Date: Tuesday, June 29, 2010
Weather: Ninth Straight Gorgeous Day, Winds 5-10
Location: Crater Bay, Nosy Be, NW Madagascar
The last twenty four hours have been all about communication. While in Hell-ville yesterday, Mark bought a SIM card for the Sierra USB modem that we bought in Thailand. This looks just like a flash drive but you can replace the SIM card in it with one from a current provider and be on the internet. We used it in Thailand, then in India, and how it is working for us in Madagascar. This means we can have internet on the boat anywhere we have a cell phone signal, and evidently that is most places we will be stopping along the coast. The only issue is how much it will cost us to use it. We have service for a month, but we think we have limited usage. We’ll just have to figure this out over time. As I mentioned in yesterday’s log, we were able to see photos on the Picasa websites of our children and grandchildren, but we are having trouble getting Skype to work. Our cell phone does work, however, and should cost us only 20 cents per minute to all the US, but SHOULD is the operative word here. It seems to be costing more than that as we have already gone through three or four top-up cards. But in doing so, we have talked to my sister in North Carolina, to our daughter Heather in Massachusetts, and to our son Justin who is in England. We heard our grandsons–Sam talking on and on about what he was doing and Jonah and Ziggy squealing and squawking as one-year olds do. It was delightful. So we have made contact, albeit without Skype video, and for now we are happy cruisers. If the only contact we can have is by phone, we will have to send photos back and forth so we can see each other. But that is certainly better than waiting months for a letter that might not ever arrive. It has not been that many years since that was the only way cruisers could connect with family, so we are elated that we can have reasonably priced phone and internet connection. It will probably be the end of October before we reach Richard’s Bay in South Africa where we hope to have an internet connection good enough for Skype video. So for the next four months, we will have to make do with what we have.
Ed and Lynne picked us up this morning and we all went to shore and got a taxi into Hell-ville. Ed and Lynne went to buy a modem so they can get on the internet and to get some papers notarized. Mark and I went along to check the prices of groceries at the Shampion Super Marche and at Akhem Oliver’s, known as the Chinese store. We did buy a few more items at the fresh food market and took a few photos, but we were rushed as things start closing at 12 noon and don’t reopen until 3 pm. We learned that the SuperMarche only closes from 1 pm to 3 pm, but we forget to ask about hours at Akhem Oliver’s. We got back to Crater Bay to find that Constance’s dinghy was full of water.
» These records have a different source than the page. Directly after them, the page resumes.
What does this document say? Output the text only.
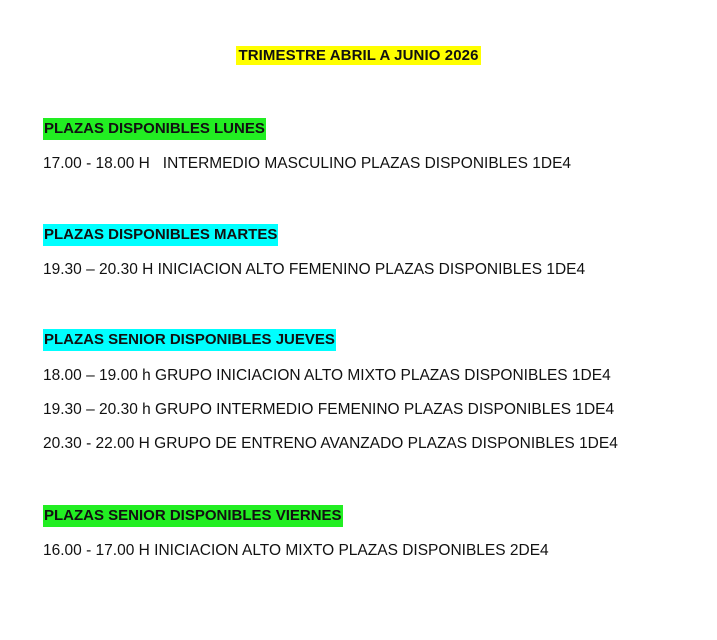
TRIMESTRE ABRIL A JUNIO 2026

PLAZAS DISPONIBLES LUNES

17.00 - 18.00 H   INTERMEDIO MASCULINO PLAZAS DISPONIBLES 1DE4

PLAZAS DISPONIBLES MARTES

19.30 – 20.30 H INICIACION ALTO FEMENINO PLAZAS DISPONIBLES 1DE4

PLAZAS SENIOR DISPONIBLES JUEVES

18.00 – 19.00 h GRUPO INICIACION ALTO MIXTO PLAZAS DISPONIBLES 1DE4

19.30 – 20.30 h GRUPO INTERMEDIO FEMENINO PLAZAS DISPONIBLES 1DE4

20.30 - 22.00 H GRUPO DE ENTRENO AVANZADO PLAZAS DISPONIBLES 1DE4

PLAZAS SENIOR DISPONIBLES VIERNES

16.00 - 17.00 H INICIACION ALTO MIXTO PLAZAS DISPONIBLES 2DE4
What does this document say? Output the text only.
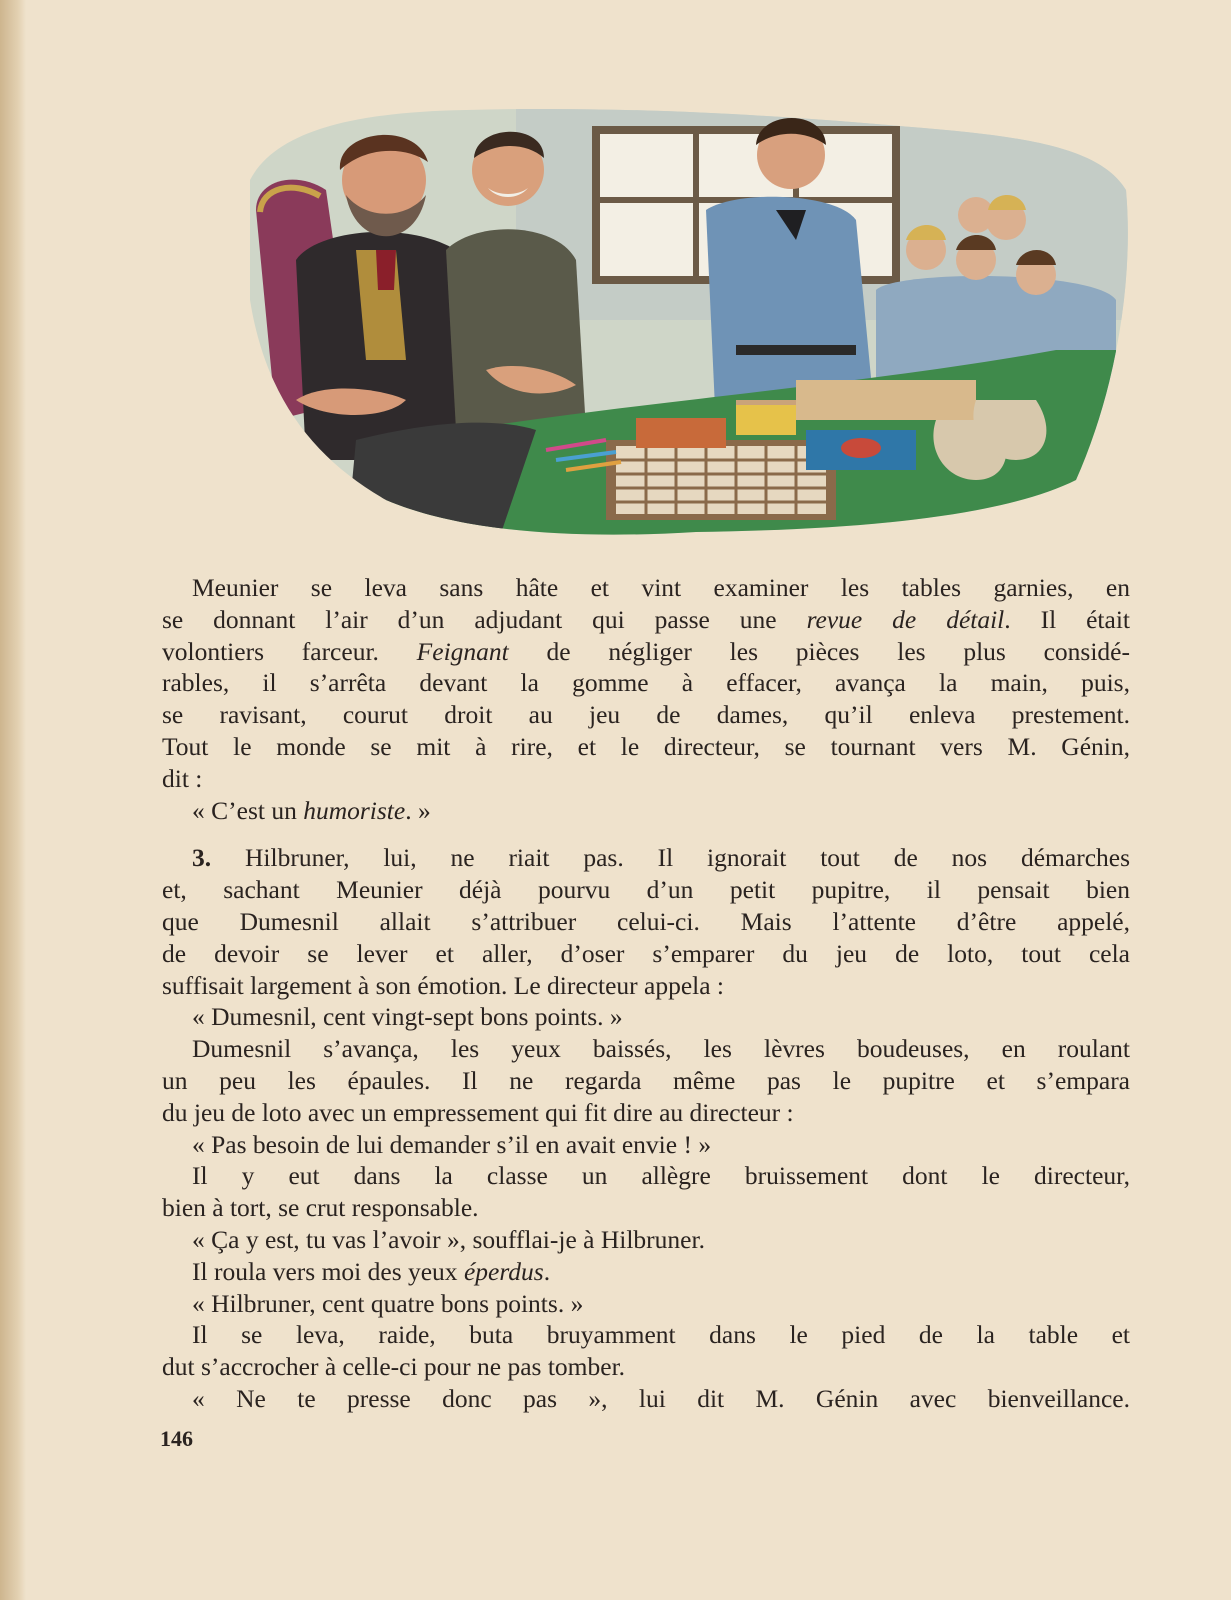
Meunier se leva sans hâte et vint examiner les tables garnies, en
se donnant l’air d’un adjudant qui passe une revue de détail. Il était
volontiers farceur. Feignant de négliger les pièces les plus considé-
rables, il s’arrêta devant la gomme à effacer, avança la main, puis,
se ravisant, courut droit au jeu de dames, qu’il enleva prestement.
Tout le monde se mit à rire, et le directeur, se tournant vers M. Génin,
dit :
« C’est un humoriste. »
3. Hilbruner, lui, ne riait pas. Il ignorait tout de nos démarches
et, sachant Meunier déjà pourvu d’un petit pupitre, il pensait bien
que Dumesnil allait s’attribuer celui-ci. Mais l’attente d’être appelé,
de devoir se lever et aller, d’oser s’emparer du jeu de loto, tout cela
suffisait largement à son émotion. Le directeur appela :
« Dumesnil, cent vingt-sept bons points. »
Dumesnil s’avança, les yeux baissés, les lèvres boudeuses, en roulant
un peu les épaules. Il ne regarda même pas le pupitre et s’empara
du jeu de loto avec un empressement qui fit dire au directeur :
« Pas besoin de lui demander s’il en avait envie ! »
Il y eut dans la classe un allègre bruissement dont le directeur,
bien à tort, se crut responsable.
« Ça y est, tu vas l’avoir », soufflai-je à Hilbruner.
Il roula vers moi des yeux éperdus.
« Hilbruner, cent quatre bons points. »
Il se leva, raide, buta bruyamment dans le pied de la table et
dut s’accrocher à celle-ci pour ne pas tomber.
« Ne te presse donc pas », lui dit M. Génin avec bienveillance.
146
Something had hit their transom and broken the ball that keeps water from coming into their dinghy. Yikes! We bailed out the boat and went back out to our boats. Ed fixed the problem, so hopefully Constance will no longer have a dinghy full of water. Tomorrow Constance goes onto the wall at 5:30 am at high tide and will have fiberglass work done on the hull during the day when the tide goes out. We will probably hang out just in case they need help and not go back into Hell-ville until Thursday. Just hanging out here is most interesting as there is a lot of local fishing going on just around our boats. Huge nets are set out and brought in, dhows are sailing by all the time, and huge schools of small fish thrash through the water. The dhows are old wooden boats built like huge row boats with a single mast that holds a yardarm that raises a giant triangular sail. They move along so smoothly through the water sometimes are almost within arm’s reach of Windbird. It is a downwind boat so they sail out in the morning with the land breeze and back in the afternoon with the sea breeze. We are enjoying the views.